“So you’ve been reading the New York World,” I said kindly.
“I have read, yes, two avertissimi. Not more, I fear. But they are also amusing, the avertissimi.” His voice was certainly agreeably deferential, with a note of gratitude.
“Now, if you wouldn’t mind taking the corner opposite my daughter, Count Filgiatti,” put in poppa, “you and she could talk more comfortably, and Mrs. Wick could put her feet up and get a little nap.”
“I am too happy if I shall not be a trouble to Mees,” the Count responded, beaming. And I said, “Dear me, no; how could he?” at which he very obligingly changed his seat.
I hardly know how we drifted into abstract topics. The Count’s English was so bad that my sense of humour should have confined him to the weather and the scenery; but it is nevertheless true that about an hour later, while the landscape turned itself into a soft, warm chromo in the fading sunset, and both my parents soundly slept, we were discussing the barrier of religion to marriage between Protestants and Roman Catholics. I did not hesitate to express the most liberal sentiments.
“Since there are to be no marriages in heaven,” I said, “what difference can it make, in married life, how people get there?”
“The signor and signora think also so?”
“Oh, I daresay poppa and momma have got their own opinions,” I said, “but that is mine.”
“You do not think as they!” he exclaimed.
“I don’t know what they think,” I explained. “I haven’t asked them. But I’ve got my own thinker, you know.” I searched for simple expressions, and I seemed to make him understand.

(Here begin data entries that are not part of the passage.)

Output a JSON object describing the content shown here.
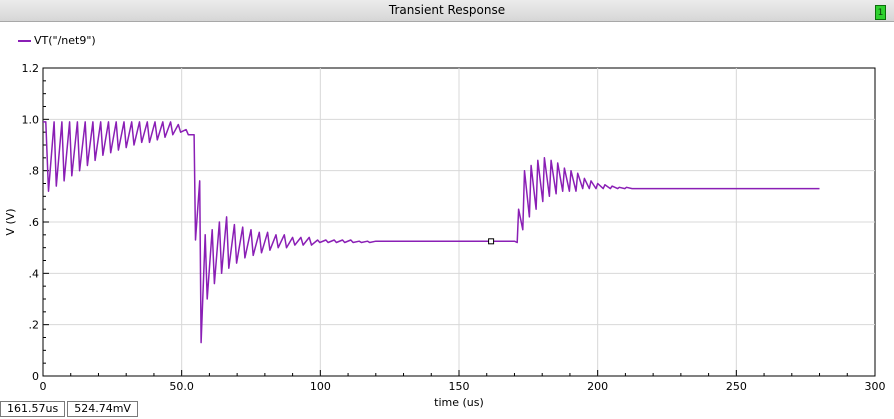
{
  "window": {
    "title": "Transient Response",
    "badge": "1"
  },
  "legend": {
    "label": "VT(\"/net9\")",
    "color": "#8a1fb5"
  },
  "readout": {
    "x": "161.57us",
    "y": "524.74mV"
  },
  "chart_data": {
    "type": "line",
    "xlabel": "time (us)",
    "ylabel": "V (V)",
    "xlim": [
      0,
      300
    ],
    "ylim": [
      0,
      1.2
    ],
    "x_ticks": [
      0,
      50,
      100,
      150,
      200,
      250,
      300
    ],
    "x_tick_labels": [
      "0",
      "50.0",
      "100",
      "150",
      "200",
      "250",
      "300"
    ],
    "y_ticks": [
      0,
      0.2,
      0.4,
      0.6,
      0.8,
      1.0,
      1.2
    ],
    "y_tick_labels": [
      "0",
      ".2",
      ".4",
      ".6",
      ".8",
      "1.0",
      "1.2"
    ],
    "grid": true,
    "marker_point": {
      "x": 161.57,
      "y": 0.52474
    },
    "series": [
      {
        "name": "VT(\"/net9\")",
        "color": "#8a1fb5",
        "x": [
          0,
          1,
          2,
          4,
          4.8,
          6.8,
          7.6,
          9.6,
          10.4,
          12.4,
          13.2,
          15.2,
          16,
          18,
          18.8,
          20.8,
          21.6,
          23.6,
          24.4,
          26.4,
          27.2,
          29.2,
          30,
          32,
          32.8,
          34.8,
          35.6,
          37.6,
          38.4,
          40.4,
          41.2,
          43.2,
          44,
          46,
          46.8,
          48.8,
          49.6,
          51.6,
          52.4,
          54.5,
          55,
          56.5,
          57,
          58.5,
          59.2,
          61,
          61.8,
          63.6,
          64.4,
          66.2,
          67,
          69,
          69.8,
          72,
          72.8,
          75,
          75.8,
          78,
          78.8,
          81,
          81.8,
          84,
          84.8,
          87,
          87.8,
          90,
          90.8,
          93,
          93.8,
          96,
          96.8,
          99,
          99.8,
          102,
          102.8,
          105,
          105.8,
          108,
          108.8,
          111,
          111.8,
          114,
          114.8,
          117,
          117.8,
          120,
          130,
          140,
          150,
          160,
          170,
          171,
          171.5,
          173,
          173.6,
          175.4,
          176,
          177.8,
          178.4,
          180.2,
          180.8,
          182.6,
          183.2,
          185,
          185.6,
          187.4,
          188,
          189.8,
          190.4,
          192.2,
          192.8,
          194.6,
          195.2,
          197,
          197.6,
          199.4,
          200,
          202,
          202.6,
          204.6,
          205.2,
          207.2,
          207.8,
          209.8,
          210.4,
          212.4,
          213,
          215,
          220,
          230,
          240,
          250,
          260,
          270,
          280
        ],
        "y": [
          0.99,
          0.99,
          0.72,
          0.99,
          0.74,
          0.99,
          0.76,
          0.99,
          0.78,
          0.99,
          0.8,
          0.99,
          0.82,
          0.99,
          0.84,
          0.99,
          0.86,
          0.99,
          0.87,
          0.99,
          0.88,
          0.99,
          0.89,
          0.99,
          0.9,
          0.99,
          0.91,
          0.99,
          0.91,
          0.99,
          0.92,
          0.99,
          0.93,
          0.99,
          0.94,
          0.98,
          0.95,
          0.96,
          0.94,
          0.94,
          0.53,
          0.76,
          0.13,
          0.55,
          0.3,
          0.57,
          0.36,
          0.6,
          0.4,
          0.62,
          0.42,
          0.59,
          0.44,
          0.58,
          0.46,
          0.57,
          0.47,
          0.56,
          0.48,
          0.56,
          0.49,
          0.55,
          0.5,
          0.55,
          0.5,
          0.54,
          0.51,
          0.54,
          0.51,
          0.54,
          0.51,
          0.53,
          0.52,
          0.53,
          0.52,
          0.53,
          0.52,
          0.53,
          0.52,
          0.53,
          0.52,
          0.525,
          0.52,
          0.525,
          0.52,
          0.525,
          0.525,
          0.525,
          0.525,
          0.525,
          0.525,
          0.52,
          0.65,
          0.57,
          0.8,
          0.62,
          0.82,
          0.65,
          0.84,
          0.68,
          0.85,
          0.7,
          0.84,
          0.71,
          0.83,
          0.72,
          0.81,
          0.72,
          0.8,
          0.72,
          0.79,
          0.73,
          0.77,
          0.73,
          0.76,
          0.73,
          0.75,
          0.73,
          0.745,
          0.73,
          0.74,
          0.73,
          0.735,
          0.73,
          0.735,
          0.73,
          0.73,
          0.73,
          0.73,
          0.73,
          0.73,
          0.73,
          0.73,
          0.73,
          0.73
        ]
      }
    ]
  }
}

“So! Then this prejudice is dead for you, Senorita—mees?”
“I like ‘Senorita’ best,” I said. “I believe it is.” At that moment I divined that he was a Roman Catholic. How, I don’t know. So I added, “But I’ve never had the slightest reason to give it a thought.”

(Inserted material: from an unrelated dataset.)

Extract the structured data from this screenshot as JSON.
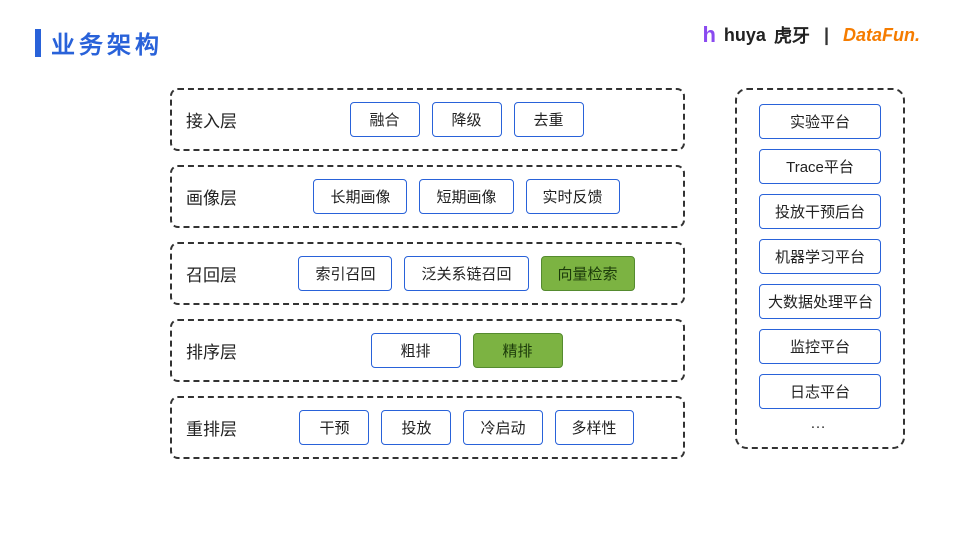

“That must be,” he said softly, “because you never met, Senorita—may I say this?—one single gentleman w’at is Catholic.”
“That’s rather clever of you,” I said. “Perhaps that is why.”
The Italian character struck me as having interesting phases, but I did not allow this impression to appear. I looked indifferently out of the window. Italian sunsets are very becoming.

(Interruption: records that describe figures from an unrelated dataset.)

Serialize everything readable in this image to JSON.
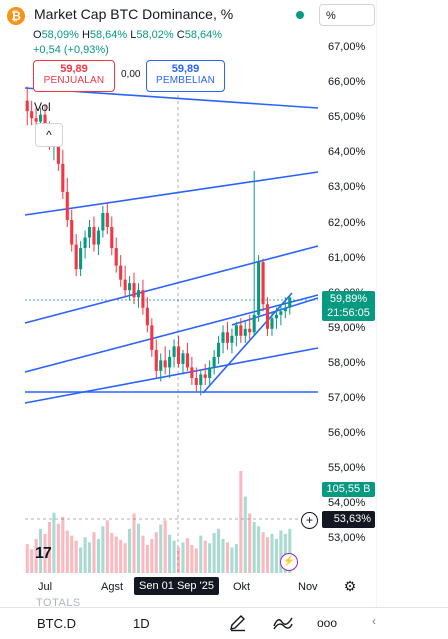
{
  "header": {
    "title": "Market Cap BTC Dominance, %",
    "logo_glyph": "₿",
    "scale_dropdown": "%",
    "ohlc": {
      "o_key": "O",
      "o_val": "58,09%",
      "h_key": "H",
      "h_val": "58,64%",
      "l_key": "L",
      "l_val": "58,02%",
      "c_key": "C",
      "c_val": "58,64%"
    },
    "change": "+0,54 (+0,93%)"
  },
  "trade": {
    "sell_price": "59,89",
    "sell_label": "PENJUALAN",
    "spread": "0,00",
    "buy_price": "59,89",
    "buy_label": "PEMBELIAN"
  },
  "volume_label": "Vol",
  "collapse_glyph": "^",
  "price_axis": {
    "labels": [
      "67,00%",
      "66,00%",
      "65,00%",
      "64,00%",
      "63,00%",
      "62,00%",
      "61,00%",
      "60,00%",
      "59,00%",
      "58,00%",
      "57,00%",
      "56,00%",
      "55,00%",
      "54,00%",
      "53,00%"
    ],
    "last_price": "59,89%",
    "countdown": "21:56:05",
    "volume_tag": "105,55 B",
    "crosshair_value": "53,63%"
  },
  "time_axis": {
    "labels": [
      "Jul",
      "Agst",
      "Okt",
      "Nov"
    ],
    "crosshair_date": "Sen 01 Sep '25"
  },
  "chart_data": {
    "type": "candlestick",
    "title": "Market Cap BTC Dominance, %",
    "ylabel": "%",
    "ylim": [
      52.7,
      67.5
    ],
    "x_ticks": [
      "Jul",
      "Agst",
      "Okt",
      "Nov"
    ],
    "last_close": 59.89,
    "candles": [
      {
        "o": 65.5,
        "h": 65.9,
        "l": 64.8,
        "c": 65.2
      },
      {
        "o": 65.2,
        "h": 65.5,
        "l": 64.8,
        "c": 65.0
      },
      {
        "o": 65.0,
        "h": 65.3,
        "l": 64.6,
        "c": 64.9
      },
      {
        "o": 64.9,
        "h": 65.3,
        "l": 64.5,
        "c": 65.1
      },
      {
        "o": 65.1,
        "h": 65.4,
        "l": 64.4,
        "c": 64.6
      },
      {
        "o": 64.6,
        "h": 64.9,
        "l": 64.1,
        "c": 64.3
      },
      {
        "o": 64.3,
        "h": 64.7,
        "l": 63.8,
        "c": 64.5
      },
      {
        "o": 64.5,
        "h": 64.8,
        "l": 63.5,
        "c": 63.7
      },
      {
        "o": 63.7,
        "h": 64.1,
        "l": 62.7,
        "c": 62.9
      },
      {
        "o": 62.9,
        "h": 63.3,
        "l": 61.9,
        "c": 62.1
      },
      {
        "o": 62.1,
        "h": 62.4,
        "l": 61.2,
        "c": 61.4
      },
      {
        "o": 61.4,
        "h": 61.7,
        "l": 60.5,
        "c": 60.7
      },
      {
        "o": 60.7,
        "h": 61.5,
        "l": 60.5,
        "c": 61.3
      },
      {
        "o": 61.3,
        "h": 61.8,
        "l": 61.0,
        "c": 61.6
      },
      {
        "o": 61.6,
        "h": 62.1,
        "l": 61.3,
        "c": 61.9
      },
      {
        "o": 61.9,
        "h": 62.2,
        "l": 61.2,
        "c": 61.4
      },
      {
        "o": 61.4,
        "h": 61.9,
        "l": 61.1,
        "c": 61.8
      },
      {
        "o": 61.8,
        "h": 62.5,
        "l": 61.6,
        "c": 62.3
      },
      {
        "o": 62.3,
        "h": 62.6,
        "l": 61.7,
        "c": 61.9
      },
      {
        "o": 61.9,
        "h": 62.2,
        "l": 61.1,
        "c": 61.3
      },
      {
        "o": 61.3,
        "h": 61.6,
        "l": 60.6,
        "c": 60.8
      },
      {
        "o": 60.8,
        "h": 61.1,
        "l": 60.2,
        "c": 60.4
      },
      {
        "o": 60.4,
        "h": 60.8,
        "l": 59.9,
        "c": 60.1
      },
      {
        "o": 60.1,
        "h": 60.5,
        "l": 59.8,
        "c": 60.3
      },
      {
        "o": 60.3,
        "h": 60.6,
        "l": 59.7,
        "c": 59.9
      },
      {
        "o": 59.9,
        "h": 60.3,
        "l": 59.6,
        "c": 60.1
      },
      {
        "o": 60.1,
        "h": 60.4,
        "l": 59.4,
        "c": 59.6
      },
      {
        "o": 59.6,
        "h": 59.9,
        "l": 58.9,
        "c": 59.1
      },
      {
        "o": 59.1,
        "h": 59.3,
        "l": 58.2,
        "c": 58.4
      },
      {
        "o": 58.4,
        "h": 58.7,
        "l": 57.6,
        "c": 57.8
      },
      {
        "o": 57.8,
        "h": 58.3,
        "l": 57.5,
        "c": 58.1
      },
      {
        "o": 58.1,
        "h": 58.5,
        "l": 57.7,
        "c": 57.9
      },
      {
        "o": 57.9,
        "h": 58.4,
        "l": 57.6,
        "c": 58.2
      },
      {
        "o": 58.2,
        "h": 58.7,
        "l": 57.9,
        "c": 58.5
      },
      {
        "o": 58.5,
        "h": 58.8,
        "l": 57.9,
        "c": 58.0
      },
      {
        "o": 58.0,
        "h": 58.4,
        "l": 57.7,
        "c": 58.3
      },
      {
        "o": 58.3,
        "h": 58.6,
        "l": 57.8,
        "c": 57.9
      },
      {
        "o": 57.9,
        "h": 58.2,
        "l": 57.4,
        "c": 57.6
      },
      {
        "o": 57.6,
        "h": 57.9,
        "l": 57.2,
        "c": 57.4
      },
      {
        "o": 57.4,
        "h": 57.8,
        "l": 57.1,
        "c": 57.7
      },
      {
        "o": 57.7,
        "h": 58.0,
        "l": 57.4,
        "c": 57.6
      },
      {
        "o": 57.6,
        "h": 58.1,
        "l": 57.4,
        "c": 57.9
      },
      {
        "o": 57.9,
        "h": 58.4,
        "l": 57.7,
        "c": 58.2
      },
      {
        "o": 58.2,
        "h": 58.8,
        "l": 58.0,
        "c": 58.6
      },
      {
        "o": 58.6,
        "h": 59.1,
        "l": 58.3,
        "c": 58.9
      },
      {
        "o": 58.9,
        "h": 59.2,
        "l": 58.4,
        "c": 58.6
      },
      {
        "o": 58.6,
        "h": 59.0,
        "l": 58.3,
        "c": 58.8
      },
      {
        "o": 58.8,
        "h": 59.2,
        "l": 58.5,
        "c": 59.1
      },
      {
        "o": 59.1,
        "h": 59.3,
        "l": 58.6,
        "c": 58.8
      },
      {
        "o": 58.8,
        "h": 59.2,
        "l": 58.6,
        "c": 59.0
      },
      {
        "o": 59.0,
        "h": 59.4,
        "l": 58.7,
        "c": 58.9
      },
      {
        "o": 58.9,
        "h": 63.5,
        "l": 58.8,
        "c": 59.4
      },
      {
        "o": 59.4,
        "h": 61.1,
        "l": 59.2,
        "c": 60.9
      },
      {
        "o": 60.9,
        "h": 61.0,
        "l": 59.5,
        "c": 59.7
      },
      {
        "o": 59.7,
        "h": 59.9,
        "l": 58.8,
        "c": 59.0
      },
      {
        "o": 59.0,
        "h": 59.5,
        "l": 58.8,
        "c": 59.3
      },
      {
        "o": 59.3,
        "h": 59.6,
        "l": 59.0,
        "c": 59.4
      },
      {
        "o": 59.4,
        "h": 59.7,
        "l": 59.1,
        "c": 59.5
      },
      {
        "o": 59.5,
        "h": 59.9,
        "l": 59.3,
        "c": 59.6
      },
      {
        "o": 59.6,
        "h": 59.95,
        "l": 59.4,
        "c": 59.89
      }
    ]
  },
  "toolbar": {
    "totals_label": "TOTALS",
    "symbol": "BTC.D",
    "interval": "1D",
    "more_label": "ooo"
  }
}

“The signora, your mother, has told me that you have no brothers or sisters, Mees Wick. She made me the confidence—it was most kind.”
“There never has been any secret about it, Count.”
“Then you have not even one?” Count Filgiatti’s eyes were full of melancholy sympathy.
“I think,” I said with coldness, “that in a matter of that kind, momma’s word should hardly need corroboration.”
“Ah, it is sad! With me what difference! Can you believe of eleven? And the father with the saints! And I of course am the eldest of all.”